The awards committee praised both articles for demonstrating that effective metadata practices are essential to discovery, access, and long-term preservation, reflecting the evolving role of map librarians as curators and advocates for open, sustainable geospatial data infrastructures.
Congratulations to Karen, Ryan, Jaime, and Melinda on this honor and on representing BTAA-GIN’s collective commitment to collaboration, openness, and stewardship.
Drafting Geoportal Feature Requirements (homepage, collections, mobile experience, integrations).
Exploring a gazetteer feature to generate spatial hierarchies and improve map search and navigation.
Exploring metadata licensing options to support aggregation of OpenGeoMetadata records.
Community Engagement
Continued refining the committee charter, updating core duties and roles for presenters and facilitators.
Reviewed geoportal flyer and bookmark drafts; collecting feedback on messaging and outreach materials.
Discussed creating a shared outreach kit to support consistent communications across presentations.
Reflected on Big Ten GIS Conference participation and planning next steps for 2025 engagement.
Knowledge
Preparing for the BTAA-GIN Strategic Planning Retreat, focusing on major projects: GIS Conference, Geoportal relaunch, and Urban Base Layers.
Will help define 3 to 5 GIN-wide strategic priorities and identify committee contributions, deliverables, and resource needs.
Coordination
Reviewed committee activity and carryover goals, including Tech’s API/interface transition, CEC’s charter revisions and outreach planning, and Knowledge’s upcoming priority projects.
Preparing for the BTAA-GIN Strategic Meeting to strengthen connections, clarify project roles (Geodata Collection, Geoportal, GIS Conference), and define shared priorities for FY26-FY28.
Discussed meeting culture and engagement, interest in bringing back short “sprint” sessions, and providing structured + unstructured time for collaboration and planning.
Advanced the Urban Base Layers project through scheduled onboarding meetings with potential city partners in Columbus, Milwaukee, Philadelphia, and Baltimore.
Developed a panel discussion to present project progress and clarify curation roles at the upcoming BTAA-GIN in-person strategic planning retreat in November.
We completed a project to review and update all the websites that previously could not be parsed programmatically and relied on static download files. During the review, we found over a dozen new ArcGIS Hub sites that are now fully harvestable and removed many broken or outdated links. This work also included improvements to the Provenance section of our metadata schema, making it easier to track the source and selection process for our records.

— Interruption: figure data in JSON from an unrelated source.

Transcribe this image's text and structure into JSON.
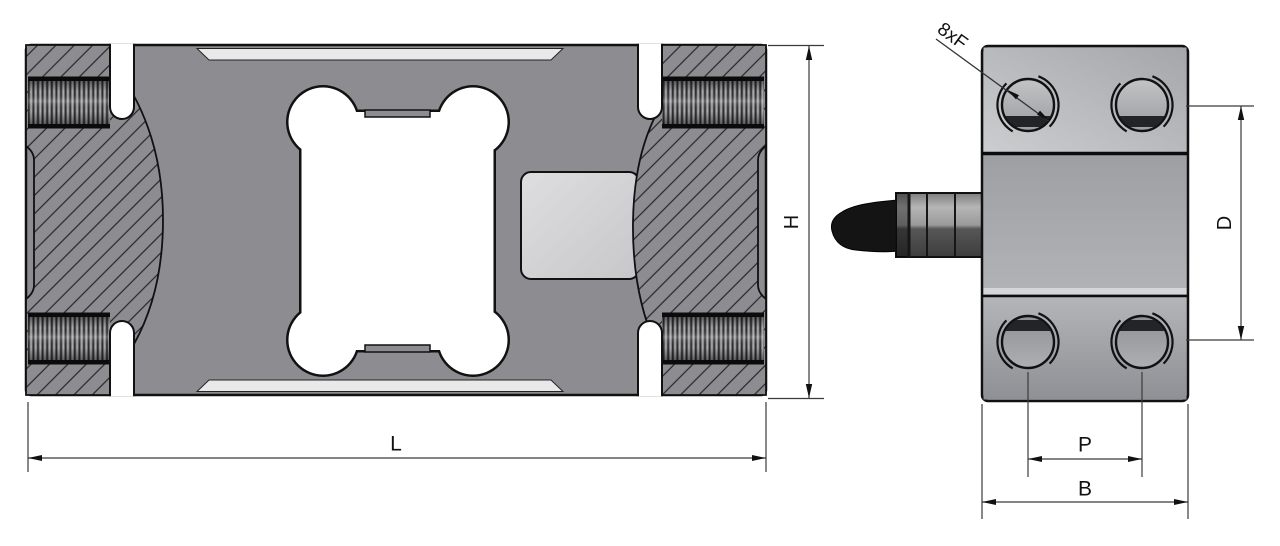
{
  "page": {
    "background": "#ffffff"
  },
  "drawing": {
    "type": "engineering-drawing",
    "subject": "single point load cell, two orthographic views with dimension callouts",
    "views": [
      {
        "id": "top-view",
        "name": "load cell top section view"
      },
      {
        "id": "side-view",
        "name": "load cell side view with cable"
      }
    ],
    "labels": {
      "length": "L",
      "height": "H",
      "hole_callout": "8xF",
      "hole_row_distance": "D",
      "hole_pitch": "P",
      "body_width": "B"
    },
    "colors": {
      "body_gray": "#8d8d91",
      "pocket_gray": "#d5d5d8",
      "highlight_strip": "#e9e9ea",
      "outline": "#111111",
      "dimension_line": "#3a3a3a",
      "cable_black": "#141414",
      "cutout_white": "#ffffff"
    }
  }
}
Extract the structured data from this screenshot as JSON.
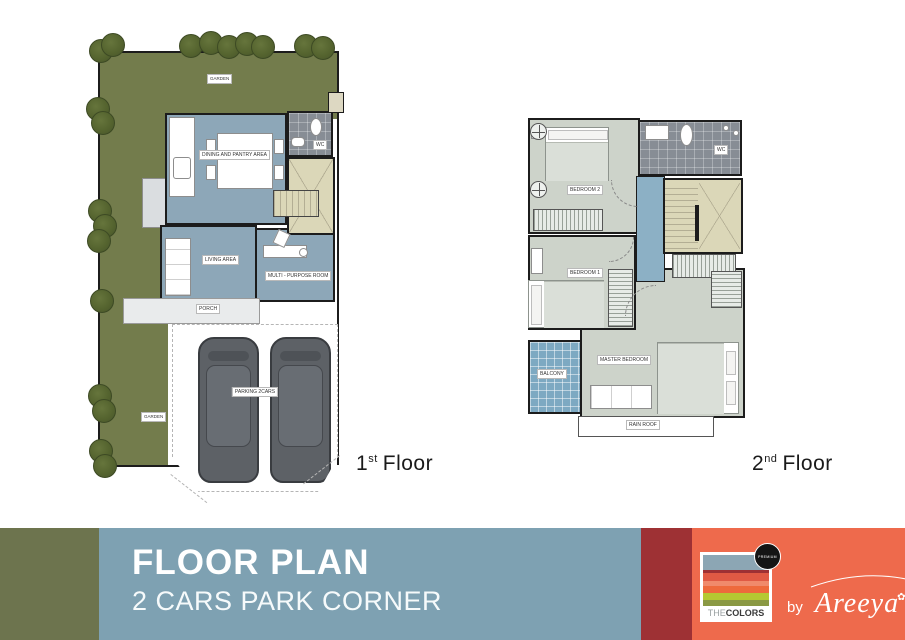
{
  "floors": {
    "first": {
      "caption": {
        "num": "1",
        "sup": "st",
        "word": "Floor"
      },
      "rooms": {
        "garden_top": "GARDEN",
        "garden_side": "GARDEN",
        "dining": "DINING AND PANTRY AREA",
        "wc": "WC",
        "living": "LIVING AREA",
        "multi_purpose": "MULTI - PURPOSE ROOM",
        "porch": "PORCH",
        "parking": "PARKING 2CARS"
      }
    },
    "second": {
      "caption": {
        "num": "2",
        "sup": "nd",
        "word": "Floor"
      },
      "rooms": {
        "bedroom2": "BEDROOM 2",
        "wc": "WC",
        "bedroom1": "BEDROOM 1",
        "master": "MASTER BEDROOM",
        "balcony": "BALCONY",
        "rain_roof": "RAIN ROOF"
      }
    }
  },
  "banner": {
    "title": "FLOOR PLAN",
    "subtitle": "2 CARS PARK CORNER",
    "logo": {
      "the": "THE",
      "colors": "COLORS",
      "badge": "PREMIUM"
    },
    "byline": {
      "by": "by",
      "brand": "Areeya"
    }
  },
  "colors": {
    "garden": "#737c4c",
    "floor_blue": "#8da7b8",
    "room_gray": "#cdd3ca",
    "stair_beige": "#dbd7b8",
    "tile_gray": "#878d95",
    "balcony_blue": "#7da9c2",
    "wall": "#1c1c1c",
    "banner_olive": "#6d744e",
    "banner_blue": "#7ea1b2",
    "banner_maroon": "#9e3134",
    "banner_orange": "#ee6a4c"
  }
}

Our web development work has been focused on creating the BTAA Geospatial API and frontend.
API and Interface Deployment: We deployed dev versions of the FastAPI and React applications to the OIT virtual machine using Kamal.
Improved Search Features: The API now supports advanced search options like Boolean, field-specific, and spatial queries, plus new include/exclude faceting.
Bug Fixes and UI Updates: Several minor interface bugs were resolved and facets now have the options to “exclude” values
Ongoing Work: We are continuing to refine the frontend design, improve accessibility, and incorporate analytics.